Mais longa vida é um dos livros mais fascinantes de Marina Colasanti. Não sei dizer ao certo se acabo de ler ou de ouvir essa pequena sinfonia de dor e harmonia, dissonância e bilinguismo, transfigurada nas modulações e células rítmicas. Como quem segue, arrebatado, o segundo movimento do concerto para piano, op. 21, de Mozart, o famoso K 467. Ou talvez devo ter lido seus poemas, como quem recebe uma carta, com selo e carimbo, escrita por um amigo fraterno, perdido em alguma parte do mundo. Em poucas palavras, varei a madrugada, insone, com essa partitura luminosa, com essa carta de fundo mozartiano.
Impressiona ver a ampla cultura literária de Marina, sua intimidade com a poesia italiana e luso-brasileira, sem fronteira ou franquia. Marina invoca um diálogo raro, um diálogo anfíbio e duplicado, nas tramas da alma, da terra e da língua. Ungaretti e Drummond, Bandeira e Montale, Camões e Cecilia, Al Berto e Quasimodo caminham de mãos dadas. Ninguém se engane: não se trata de influência, mas de confluência. A voz de Marina é clara e original, solitária e singular.

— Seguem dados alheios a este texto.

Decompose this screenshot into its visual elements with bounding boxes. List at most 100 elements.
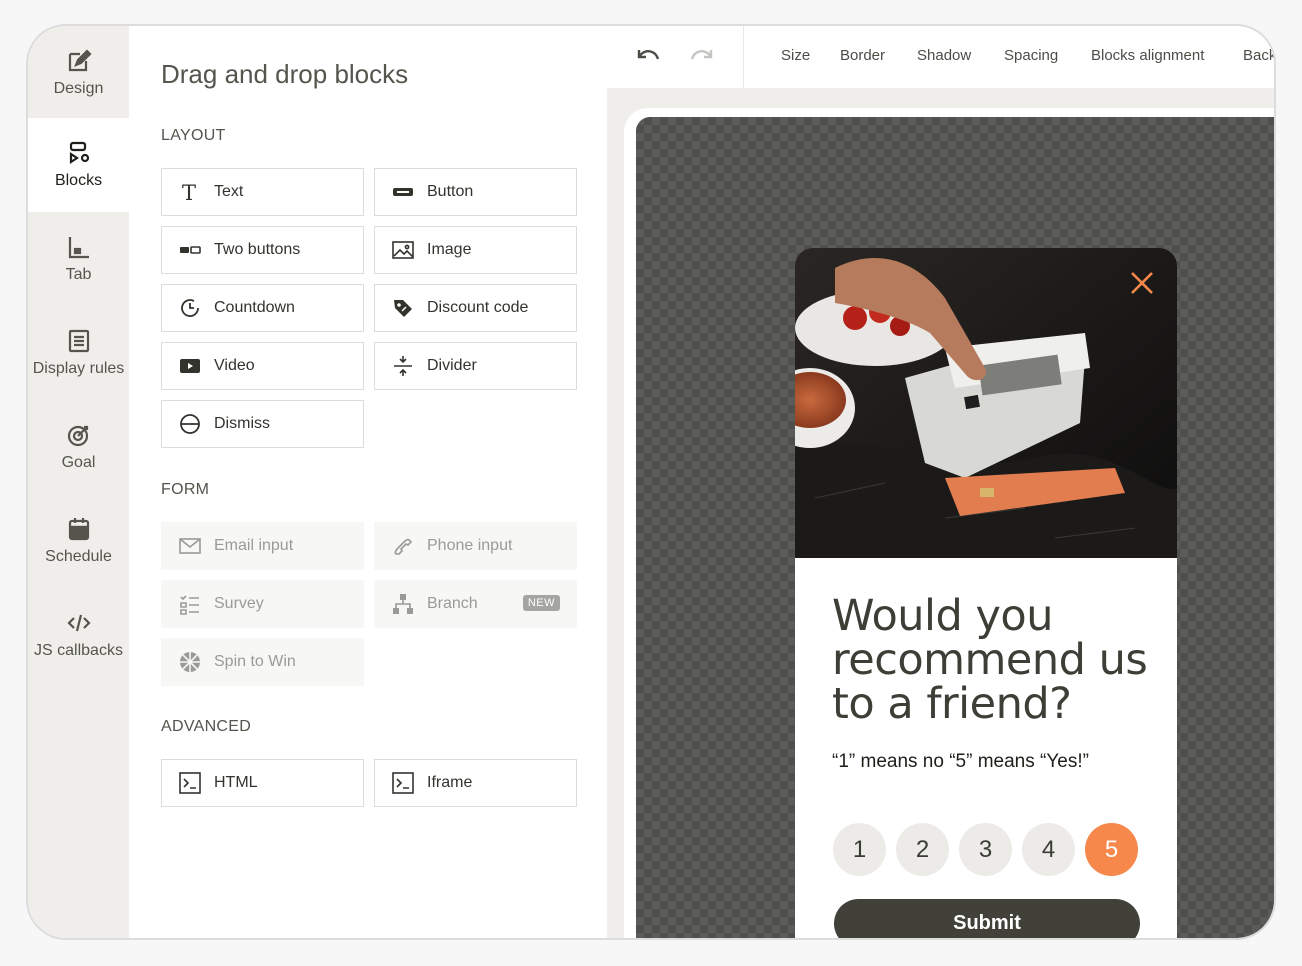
video-icon [180,359,200,373]
terminal-icon [392,772,414,794]
wheel-icon [180,652,200,672]
submit-button[interactable]: Submit [834,899,1140,938]
design-icon [68,49,92,72]
terminal-icon [179,772,201,794]
tab-background[interactable]: Back [1243,47,1274,64]
tag-icon [394,300,412,317]
rating-option-4[interactable]: 4 [1022,823,1075,876]
block-label: Survey [214,595,264,612]
block-label: HTML [214,774,258,791]
block-survey[interactable]: Survey [161,580,364,628]
popup-headline: Would you recommend us to a friend? [832,591,1148,729]
block-label: Email input [214,537,294,554]
rail-label: Blocks [54,172,103,189]
calendar-icon [68,518,89,541]
block-branch[interactable]: Branch NEW [374,580,577,628]
rating-option-2[interactable]: 2 [896,823,949,876]
card-terminal-photo [795,248,1177,558]
block-countdown[interactable]: Countdown [161,284,364,332]
block-dismiss[interactable]: Dismiss [161,400,364,448]
countdown-icon [181,299,199,317]
block-label: Text [214,183,244,200]
new-badge: NEW [522,595,560,611]
block-label: Iframe [427,774,473,791]
survey-icon [180,595,199,615]
block-label: Video [214,357,255,374]
two-buttons-icon [180,246,201,254]
block-image[interactable]: Image [374,226,577,274]
block-text[interactable]: T Text [161,168,364,216]
tab-blocks-alignment[interactable]: Blocks alignment [1091,47,1204,64]
tab-shadow[interactable]: Shadow [917,47,971,64]
rail-item-blocks[interactable]: Blocks [28,118,129,212]
block-label: Divider [427,357,477,374]
mail-icon [179,538,201,554]
block-label: Branch [427,595,478,612]
block-email-input[interactable]: Email input [161,522,364,570]
rating-option-1[interactable]: 1 [833,823,886,876]
panel-title: Drag and drop blocks [161,59,409,89]
block-html[interactable]: HTML [161,759,364,807]
close-icon[interactable] [1129,270,1155,296]
block-label: Image [427,241,472,258]
button-icon [393,188,413,196]
rail-label: JS callbacks [34,642,123,659]
divider-icon [394,356,412,376]
section-advanced-heading: ADVANCED [161,718,252,735]
block-two-buttons[interactable]: Two buttons [161,226,364,274]
rating-option-5[interactable]: 5 [1085,823,1138,876]
block-iframe[interactable]: Iframe [374,759,577,807]
section-form-heading: FORM [161,481,210,498]
editor-canvas: Size Border Shadow Spacing Blocks alignm… [607,26,1274,938]
rail-item-goal[interactable]: Goal [28,400,129,494]
toolbar-tabs: Size Border Shadow Spacing Blocks alignm… [744,26,1274,88]
svg-text:T: T [182,181,196,203]
rail-item-tab[interactable]: Tab [28,212,129,306]
tab-icon [68,237,89,259]
rail-item-display-rules[interactable]: Display rules [28,306,129,400]
block-label: Button [427,183,474,200]
redo-icon[interactable] [687,44,715,66]
undo-icon[interactable] [635,44,663,66]
rail-label: Tab [65,266,92,283]
text-icon: T [182,181,196,203]
popup-preview[interactable]: Would you recommend us to a friend? “1” … [795,248,1177,938]
preview-backdrop: Would you recommend us to a friend? “1” … [636,117,1274,938]
block-discount-code[interactable]: Discount code [374,284,577,332]
popup-subline: “1” means no “5” means “Yes!” [832,751,1089,772]
section-layout-heading: LAYOUT [161,127,226,144]
rail-item-design[interactable]: Design [28,26,129,120]
rail-label: Schedule [45,548,112,565]
rail-item-js-callbacks[interactable]: JS callbacks [28,588,129,682]
block-label: Two buttons [214,241,301,258]
block-label: Discount code [427,299,529,316]
sidebar-rail: Design Blocks Tab Display rules Goal Sch… [28,26,129,938]
block-button[interactable]: Button [374,168,577,216]
goal-icon [67,425,88,447]
block-label: Dismiss [214,415,270,432]
rail-label: Design [53,80,104,97]
rail-label: Goal [61,454,96,471]
display-rules-icon [68,329,89,353]
app-frame: Design Blocks Tab Display rules Goal Sch… [26,24,1276,940]
toolbar: Size Border Shadow Spacing Blocks alignm… [607,26,1274,88]
rail-label: Display rules [32,360,125,377]
block-label: Countdown [214,299,295,316]
block-divider[interactable]: Divider [374,342,577,390]
branch-icon [393,594,413,614]
tab-size[interactable]: Size [781,47,810,64]
tab-spacing[interactable]: Spacing [1004,47,1058,64]
rating-option-3[interactable]: 3 [959,823,1012,876]
rail-item-schedule[interactable]: Schedule [28,494,129,588]
blocks-icon [69,141,89,165]
block-label: Spin to Win [214,653,296,670]
block-phone-input[interactable]: Phone input [374,522,577,570]
block-video[interactable]: Video [161,342,364,390]
phone-icon [394,538,413,555]
block-spin-to-win[interactable]: Spin to Win [161,638,364,686]
tab-border[interactable]: Border [840,47,885,64]
code-icon [66,614,91,632]
image-icon [392,241,414,259]
block-label: Phone input [427,537,513,554]
popup-image [795,248,1177,558]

Impera neste livro a delicadeza. O princípio de Mozart, ou de Pixinguinha, não permite estridência. A dor e a morte ocupam uma circunscrição bem de#nida e apolínea. Não há excesso, entre Volpi e Modigliani, apenas o essencial. Mais longa vida guarda o mistério de um livro sem mistério. A simplicidade do que é altamente complexo. O mais no menos, a luz nas trevas, o princípio no fim. Saúdo, comovido, o livro de Marina e seu leitor. Será um encontro definitivo, sem volta, amoroso e fraterno.